I grew up on the Gulf Coast, in Houston; hurricane tracking is in my blood. Every summer, my dad picked up a Gulf tracking map at the grocery store at the start of the season. When a storm spun up, he’d religiously watch the evening news on KPRC, both at 6:00 and 10:00, and carefully record the latitude and longitude, read out by weatherman Doug Johnson, of any Gulf storms. Dad then sat at his desk (now upstairs in my study) and carefully recorded the new coordinates on a map. The National Hurricane Center website maps all hurricane tracks for the past several years at the click of a mouse. I remember tracks meticulously penciled in, tacked to Daddy’s office closet door. (And yes, he’d save them over the years so he had a history. It will not surprise you to learn that Daddy was a scientist…a geophysicist.)

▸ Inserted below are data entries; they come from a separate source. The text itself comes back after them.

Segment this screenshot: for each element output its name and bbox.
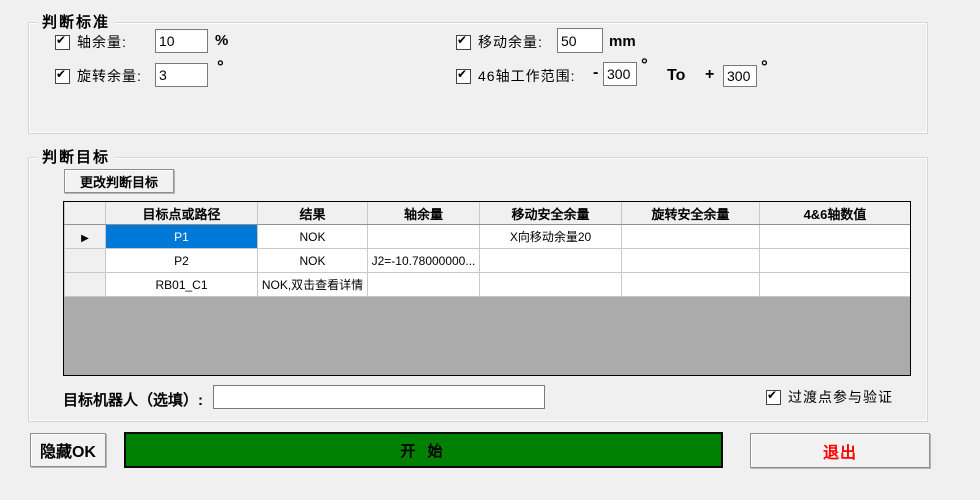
exit-button[interactable]: 退出 (750, 433, 930, 468)
start-button[interactable]: 开 始 (124, 432, 723, 468)
cell-rotation-safety[interactable] (622, 249, 760, 273)
row-selector-cell[interactable] (65, 249, 106, 273)
range-plus-sign: + (705, 66, 714, 84)
axis-margin-checkbox[interactable] (55, 35, 70, 50)
results-grid: 目标点或路径 结果 轴余量 移动安全余量 旋转安全余量 4&6轴数值 ▶ P1 … (63, 201, 911, 376)
cell-axis-margin[interactable] (368, 273, 480, 297)
range-to-label: To (667, 67, 685, 85)
cell-move-safety[interactable] (480, 273, 622, 297)
range-min-unit: ° (641, 59, 648, 71)
cell-result[interactable]: NOK (258, 249, 368, 273)
results-table: 目标点或路径 结果 轴余量 移动安全余量 旋转安全余量 4&6轴数值 ▶ P1 … (64, 202, 911, 297)
grid-header-row: 目标点或路径 结果 轴余量 移动安全余量 旋转安全余量 4&6轴数值 (65, 202, 911, 225)
cell-axis46-value[interactable] (760, 249, 911, 273)
range-max-input[interactable] (723, 65, 757, 87)
cell-rotation-safety[interactable] (622, 225, 760, 249)
table-row: P2 NOK J2=-10.78000000... (65, 249, 911, 273)
cell-result[interactable]: NOK,双击查看详情 (258, 273, 368, 297)
grid-empty-area (64, 297, 910, 375)
rotation-margin-label: 旋转余量: (77, 66, 142, 86)
col-header-move-safety[interactable]: 移动安全余量 (480, 202, 622, 225)
target-groupbox: 判断目标 更改判断目标 目标点或路径 结果 轴余量 移动安全余量 旋转安全余量 … (28, 157, 928, 422)
exit-button-label: 退出 (823, 439, 857, 463)
change-target-button[interactable]: 更改判断目标 (64, 169, 174, 193)
move-margin-label: 移动余量: (478, 32, 543, 52)
rotation-margin-unit: ° (217, 61, 224, 73)
range-min-input[interactable] (603, 62, 637, 86)
cell-target[interactable]: RB01_C1 (106, 273, 258, 297)
cell-axis46-value[interactable] (760, 273, 911, 297)
row-selector-cell[interactable] (65, 273, 106, 297)
row-selector-cell[interactable]: ▶ (65, 225, 106, 249)
cell-rotation-safety[interactable] (622, 273, 760, 297)
axis-margin-label: 轴余量: (77, 32, 127, 52)
row-selector-icon: ▶ (81, 233, 89, 244)
criteria-group-title: 判断标准 (37, 13, 115, 32)
rotation-margin-row: 旋转余量: (55, 66, 142, 86)
rotation-margin-checkbox[interactable] (55, 69, 70, 84)
target-robot-label: 目标机器人（选填）: (63, 389, 203, 410)
axis-margin-input[interactable] (155, 29, 208, 53)
cell-result[interactable]: NOK (258, 225, 368, 249)
rotation-margin-input[interactable] (155, 63, 208, 87)
cell-axis-margin[interactable]: J2=-10.78000000... (368, 249, 480, 273)
col-header-axis46-value[interactable]: 4&6轴数值 (760, 202, 911, 225)
table-row: ▶ P1 NOK X向移动余量20 (65, 225, 911, 249)
move-margin-checkbox[interactable] (456, 35, 471, 50)
criteria-groupbox: 判断标准 轴余量: % 旋转余量: ° 移动余量: mm 46轴工作范围: - … (28, 22, 928, 134)
cell-axis-margin[interactable] (368, 225, 480, 249)
col-header-axis-margin[interactable]: 轴余量 (368, 202, 480, 225)
col-header-rotation-safety[interactable]: 旋转安全余量 (622, 202, 760, 225)
col-header-result[interactable]: 结果 (258, 202, 368, 225)
grid-corner-cell[interactable] (65, 202, 106, 225)
table-row: RB01_C1 NOK,双击查看详情 (65, 273, 911, 297)
range-minus-sign: - (593, 64, 598, 82)
axis46-range-row: 46轴工作范围: (456, 66, 575, 86)
range-max-unit: ° (761, 61, 768, 73)
cell-axis46-value[interactable] (760, 225, 911, 249)
transition-point-label: 过渡点参与验证 (788, 387, 893, 407)
transition-point-checkbox[interactable] (766, 390, 781, 405)
target-robot-input[interactable] (213, 385, 545, 409)
axis46-range-checkbox[interactable] (456, 69, 471, 84)
target-group-title: 判断目标 (37, 148, 115, 167)
cell-move-safety[interactable]: X向移动余量20 (480, 225, 622, 249)
cell-target[interactable]: P2 (106, 249, 258, 273)
col-header-target[interactable]: 目标点或路径 (106, 202, 258, 225)
hide-ok-button[interactable]: 隐藏OK (30, 433, 106, 467)
cell-target[interactable]: P1 (106, 225, 258, 249)
axis-margin-row: 轴余量: (55, 32, 127, 52)
cell-move-safety[interactable] (480, 249, 622, 273)
move-margin-unit: mm (609, 33, 636, 50)
move-margin-row: 移动余量: (456, 32, 543, 52)
move-margin-input[interactable] (557, 28, 603, 53)
transition-point-row: 过渡点参与验证 (766, 387, 893, 407)
axis-margin-unit: % (215, 32, 228, 49)
axis46-range-label: 46轴工作范围: (478, 66, 575, 86)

In all the years I lived in Houston (1968-1979), a hurricane never landed. We did, however, experience some depressions and storms. One year, a tropical storm landed on the night of our annual cherished tradition, an excursion to a game between the Astros and the Cincinnati Reds. Now, mind you, these were the classic Reds….Johnny Bench, Joe Morgan, Pete Rose (when he was “Charlie Hustle” instead of “Wagered on the Game”). I hovered at the front door, watching the rain come down in sheets and worrying what Daddy would say about heading out to the game when he got home. When he arrived and declared the trip off, I just burst into tears, completely involuntarily. Really. I wasn’t (and still am not) given to fits of sobbing, but I just couldn’t help it. Bless his heart, most dads are mostly helpless in the face of such fits, and off to the game we went.
We walked to the Astrodome from our car in the midst of this roaring storm. The umbrella lasted about five minutes before turning inside-out and collapsing; we were soaked through by the time we got in. Then we froze to death in the air conditioning. I must say…..those were the best seats we ever had at an Astros game; the place was deserted. We quickly abandoned our second tier seats and sat right along the first-base line. It was fun to listen to the players banter back and forth, something I’d never heard before from distant seats. And we also learned a peculiarity of the Astrodome…it leaked like a sieve. Probably still does.
And it’s not just father-memories. A storm was the only event that drove Mom to bake bread from scratch. To this day, the smell of baking bread reminds me of an approaching storm.